WHAREKAHIKA
When Ashleigh Hovell, CAYAD manager from Te Aroha Kanarahi Trust in Wharekahika saw how common drink driving had become, she knew something had to change.
Too many close calls, too many near misses, and accepted as the norm.
“I’ve had uncles say, ‘I’ve been doing it for 40 years, who are you to tell me not to?’” she says.
“But this kaupapa isn’t about telling people off. It’s about love for our people, our tamariki, and our whenua.”
That conviction sparked an idea that would bring her small coastal community together in a powerful new way.
Ashleigh began gathering locals around kitchen tables and marae benches to talk about what could make a real difference.
The solution wasn’t more rules or outside campaigns, it was something homegrown, rooted in the values that have always followed: aroha, kotahitanga, and manaakitanga.
Together, they dreamed up a community-led road safety campaign to tackle drink and drug driving through art, connection, and local voice.
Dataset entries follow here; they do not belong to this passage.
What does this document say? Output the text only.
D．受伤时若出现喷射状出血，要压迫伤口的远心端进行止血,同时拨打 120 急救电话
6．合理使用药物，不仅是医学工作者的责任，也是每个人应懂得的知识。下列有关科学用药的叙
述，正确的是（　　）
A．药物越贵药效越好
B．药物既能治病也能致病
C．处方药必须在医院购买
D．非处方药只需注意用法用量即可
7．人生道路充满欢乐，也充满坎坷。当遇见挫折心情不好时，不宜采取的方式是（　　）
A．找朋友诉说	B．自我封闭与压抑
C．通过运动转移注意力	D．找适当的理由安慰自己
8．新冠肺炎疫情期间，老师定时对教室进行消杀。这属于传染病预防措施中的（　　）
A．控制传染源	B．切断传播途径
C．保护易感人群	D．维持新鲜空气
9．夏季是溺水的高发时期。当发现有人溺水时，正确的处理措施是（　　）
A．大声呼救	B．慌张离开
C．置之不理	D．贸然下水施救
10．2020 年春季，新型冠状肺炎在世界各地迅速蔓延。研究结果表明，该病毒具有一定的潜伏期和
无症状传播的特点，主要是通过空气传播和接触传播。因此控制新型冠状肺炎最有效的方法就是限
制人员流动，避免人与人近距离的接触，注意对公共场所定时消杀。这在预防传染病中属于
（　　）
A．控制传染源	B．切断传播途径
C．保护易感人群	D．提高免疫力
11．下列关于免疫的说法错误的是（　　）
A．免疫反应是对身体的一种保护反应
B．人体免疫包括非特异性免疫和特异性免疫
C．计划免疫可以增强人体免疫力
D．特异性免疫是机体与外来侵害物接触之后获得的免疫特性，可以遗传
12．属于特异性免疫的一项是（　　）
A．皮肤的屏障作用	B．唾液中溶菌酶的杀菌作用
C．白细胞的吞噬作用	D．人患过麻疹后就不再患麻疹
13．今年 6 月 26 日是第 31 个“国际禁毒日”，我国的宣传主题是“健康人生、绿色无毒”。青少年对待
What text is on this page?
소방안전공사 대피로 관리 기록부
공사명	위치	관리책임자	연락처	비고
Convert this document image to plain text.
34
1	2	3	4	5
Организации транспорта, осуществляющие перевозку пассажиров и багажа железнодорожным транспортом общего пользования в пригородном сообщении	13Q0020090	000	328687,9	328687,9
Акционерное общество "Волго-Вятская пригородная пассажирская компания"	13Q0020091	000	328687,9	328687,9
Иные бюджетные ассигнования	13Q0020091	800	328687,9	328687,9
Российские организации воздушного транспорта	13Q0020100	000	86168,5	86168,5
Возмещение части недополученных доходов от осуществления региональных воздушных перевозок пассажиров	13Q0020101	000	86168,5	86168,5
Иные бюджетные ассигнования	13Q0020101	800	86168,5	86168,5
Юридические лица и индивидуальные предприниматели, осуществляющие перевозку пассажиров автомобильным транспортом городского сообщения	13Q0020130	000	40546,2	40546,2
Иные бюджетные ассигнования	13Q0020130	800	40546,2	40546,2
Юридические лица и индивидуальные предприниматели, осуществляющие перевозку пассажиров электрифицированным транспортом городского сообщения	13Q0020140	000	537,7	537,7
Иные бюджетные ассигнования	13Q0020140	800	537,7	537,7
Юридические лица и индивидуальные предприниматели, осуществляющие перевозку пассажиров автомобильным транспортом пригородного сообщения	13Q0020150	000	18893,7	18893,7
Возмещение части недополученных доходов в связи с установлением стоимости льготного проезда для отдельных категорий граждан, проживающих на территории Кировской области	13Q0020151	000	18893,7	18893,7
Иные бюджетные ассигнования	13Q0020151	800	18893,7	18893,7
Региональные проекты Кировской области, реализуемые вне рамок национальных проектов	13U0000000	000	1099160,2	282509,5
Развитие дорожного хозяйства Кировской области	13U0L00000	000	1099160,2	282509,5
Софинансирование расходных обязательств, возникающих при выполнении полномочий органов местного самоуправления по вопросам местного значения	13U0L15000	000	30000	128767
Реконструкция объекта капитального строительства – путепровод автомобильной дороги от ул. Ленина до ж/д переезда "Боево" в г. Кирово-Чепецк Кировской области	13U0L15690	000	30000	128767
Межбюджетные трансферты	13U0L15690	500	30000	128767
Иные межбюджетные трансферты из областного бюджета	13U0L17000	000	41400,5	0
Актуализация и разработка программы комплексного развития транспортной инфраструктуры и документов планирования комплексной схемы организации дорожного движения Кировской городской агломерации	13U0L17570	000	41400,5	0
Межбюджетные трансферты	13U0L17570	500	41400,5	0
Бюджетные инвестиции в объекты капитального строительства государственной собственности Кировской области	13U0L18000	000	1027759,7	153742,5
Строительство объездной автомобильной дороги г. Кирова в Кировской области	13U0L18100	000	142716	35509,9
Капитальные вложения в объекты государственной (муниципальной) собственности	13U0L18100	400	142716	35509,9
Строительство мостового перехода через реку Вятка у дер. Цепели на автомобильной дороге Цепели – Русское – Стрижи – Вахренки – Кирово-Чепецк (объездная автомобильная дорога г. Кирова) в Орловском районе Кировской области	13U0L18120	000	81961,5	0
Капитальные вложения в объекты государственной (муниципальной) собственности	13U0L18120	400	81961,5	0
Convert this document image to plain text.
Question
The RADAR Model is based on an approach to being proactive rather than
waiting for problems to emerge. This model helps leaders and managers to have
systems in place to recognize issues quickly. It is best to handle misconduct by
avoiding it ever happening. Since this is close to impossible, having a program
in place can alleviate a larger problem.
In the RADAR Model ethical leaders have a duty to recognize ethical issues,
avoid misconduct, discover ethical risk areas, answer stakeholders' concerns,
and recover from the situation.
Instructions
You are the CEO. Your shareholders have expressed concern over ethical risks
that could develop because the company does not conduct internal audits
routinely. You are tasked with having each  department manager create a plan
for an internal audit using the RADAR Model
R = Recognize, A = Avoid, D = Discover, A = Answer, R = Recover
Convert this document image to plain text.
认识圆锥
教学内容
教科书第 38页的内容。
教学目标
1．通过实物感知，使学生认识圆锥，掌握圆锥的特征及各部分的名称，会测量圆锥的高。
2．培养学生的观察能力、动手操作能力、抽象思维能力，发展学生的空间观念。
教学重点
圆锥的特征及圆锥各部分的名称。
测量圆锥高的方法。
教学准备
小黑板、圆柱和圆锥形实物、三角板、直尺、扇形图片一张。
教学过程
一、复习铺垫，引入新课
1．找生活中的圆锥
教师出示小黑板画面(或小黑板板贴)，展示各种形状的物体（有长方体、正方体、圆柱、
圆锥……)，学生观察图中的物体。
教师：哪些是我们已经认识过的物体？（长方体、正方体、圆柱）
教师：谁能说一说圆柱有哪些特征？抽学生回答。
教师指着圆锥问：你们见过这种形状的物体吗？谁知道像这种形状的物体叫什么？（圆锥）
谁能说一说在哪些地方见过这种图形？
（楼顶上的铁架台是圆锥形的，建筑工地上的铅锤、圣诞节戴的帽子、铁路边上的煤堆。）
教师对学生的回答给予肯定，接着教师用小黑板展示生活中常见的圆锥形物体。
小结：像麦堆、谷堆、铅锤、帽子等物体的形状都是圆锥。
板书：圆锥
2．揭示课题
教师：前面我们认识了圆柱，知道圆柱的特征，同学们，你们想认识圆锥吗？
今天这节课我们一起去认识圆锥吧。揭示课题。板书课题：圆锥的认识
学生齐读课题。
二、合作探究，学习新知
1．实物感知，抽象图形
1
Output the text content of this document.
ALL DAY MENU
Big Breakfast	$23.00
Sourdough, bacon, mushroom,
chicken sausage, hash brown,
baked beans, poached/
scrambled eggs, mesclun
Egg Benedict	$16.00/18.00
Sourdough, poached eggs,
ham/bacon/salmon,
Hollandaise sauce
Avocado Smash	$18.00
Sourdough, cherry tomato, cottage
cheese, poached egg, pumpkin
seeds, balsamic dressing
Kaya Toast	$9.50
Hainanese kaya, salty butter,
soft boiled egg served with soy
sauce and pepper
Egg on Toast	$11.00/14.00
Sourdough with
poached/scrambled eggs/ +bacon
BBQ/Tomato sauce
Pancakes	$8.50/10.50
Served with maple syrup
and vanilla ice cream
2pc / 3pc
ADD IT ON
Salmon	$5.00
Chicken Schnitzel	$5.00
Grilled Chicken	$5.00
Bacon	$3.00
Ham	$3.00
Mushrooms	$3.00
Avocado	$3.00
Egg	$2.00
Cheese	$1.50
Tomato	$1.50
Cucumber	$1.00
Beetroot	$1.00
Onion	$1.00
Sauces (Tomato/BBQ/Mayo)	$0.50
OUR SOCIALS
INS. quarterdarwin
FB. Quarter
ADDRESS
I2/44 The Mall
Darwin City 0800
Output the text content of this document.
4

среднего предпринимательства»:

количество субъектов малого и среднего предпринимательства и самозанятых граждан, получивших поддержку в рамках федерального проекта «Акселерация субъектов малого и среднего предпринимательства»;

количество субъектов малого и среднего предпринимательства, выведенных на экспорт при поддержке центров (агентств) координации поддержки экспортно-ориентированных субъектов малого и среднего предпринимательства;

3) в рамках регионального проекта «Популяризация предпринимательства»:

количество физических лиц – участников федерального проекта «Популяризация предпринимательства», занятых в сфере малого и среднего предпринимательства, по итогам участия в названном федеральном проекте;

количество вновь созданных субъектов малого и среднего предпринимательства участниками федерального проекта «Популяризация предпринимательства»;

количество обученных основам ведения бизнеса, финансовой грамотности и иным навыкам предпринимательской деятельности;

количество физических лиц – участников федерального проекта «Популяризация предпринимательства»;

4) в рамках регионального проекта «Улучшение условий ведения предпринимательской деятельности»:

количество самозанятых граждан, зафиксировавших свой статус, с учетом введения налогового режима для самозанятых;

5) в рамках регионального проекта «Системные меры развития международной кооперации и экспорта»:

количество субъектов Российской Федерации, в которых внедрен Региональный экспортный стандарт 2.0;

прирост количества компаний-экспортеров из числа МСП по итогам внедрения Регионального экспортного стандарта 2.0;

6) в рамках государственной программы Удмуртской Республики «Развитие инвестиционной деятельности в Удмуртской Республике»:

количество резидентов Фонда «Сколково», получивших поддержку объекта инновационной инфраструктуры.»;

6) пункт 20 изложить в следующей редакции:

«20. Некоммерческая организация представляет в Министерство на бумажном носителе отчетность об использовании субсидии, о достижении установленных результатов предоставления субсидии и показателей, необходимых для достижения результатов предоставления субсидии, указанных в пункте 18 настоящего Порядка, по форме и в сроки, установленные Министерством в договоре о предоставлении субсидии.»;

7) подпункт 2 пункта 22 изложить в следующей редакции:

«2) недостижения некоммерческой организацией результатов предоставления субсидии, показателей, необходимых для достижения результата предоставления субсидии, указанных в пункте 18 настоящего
Their plan was simple: create signs and murals featuring familiar faces, local sayings, and messages that speak directly to the heart.
“We wanted people to see someone they know and think twice,” Ashleigh says. “It’s not a warning, it’s a reminder that your whānau are waiting for you.”
From hui at the marae to design workshops with rangatahi and kaumātua, every step was collaborative.
The signs were painted by locals, voted on by locals, and installed by locals, along roads that hold generations of memories.
Each one told a story: a father urging his son to drive safe, a kuia reminding mokopuna to get home, a community holding tight to its own.
The impact was immediate. People began talking more openly about the risks. The old excuses didn’t land the same way.
“When the message comes from us, we listen,” says Ashleigh. “It’s not an outside voice, it’s our own reflection.”
For a place like ours, that’s small and close-knit, the campaign became more than just a safety initiative. It was a statement of identity and strength, a community saying, we care too much to stay silent.
Ashleigh smiles when she passes them. “We’ve always looked after each other,” she says. “This is just another way of doing that.”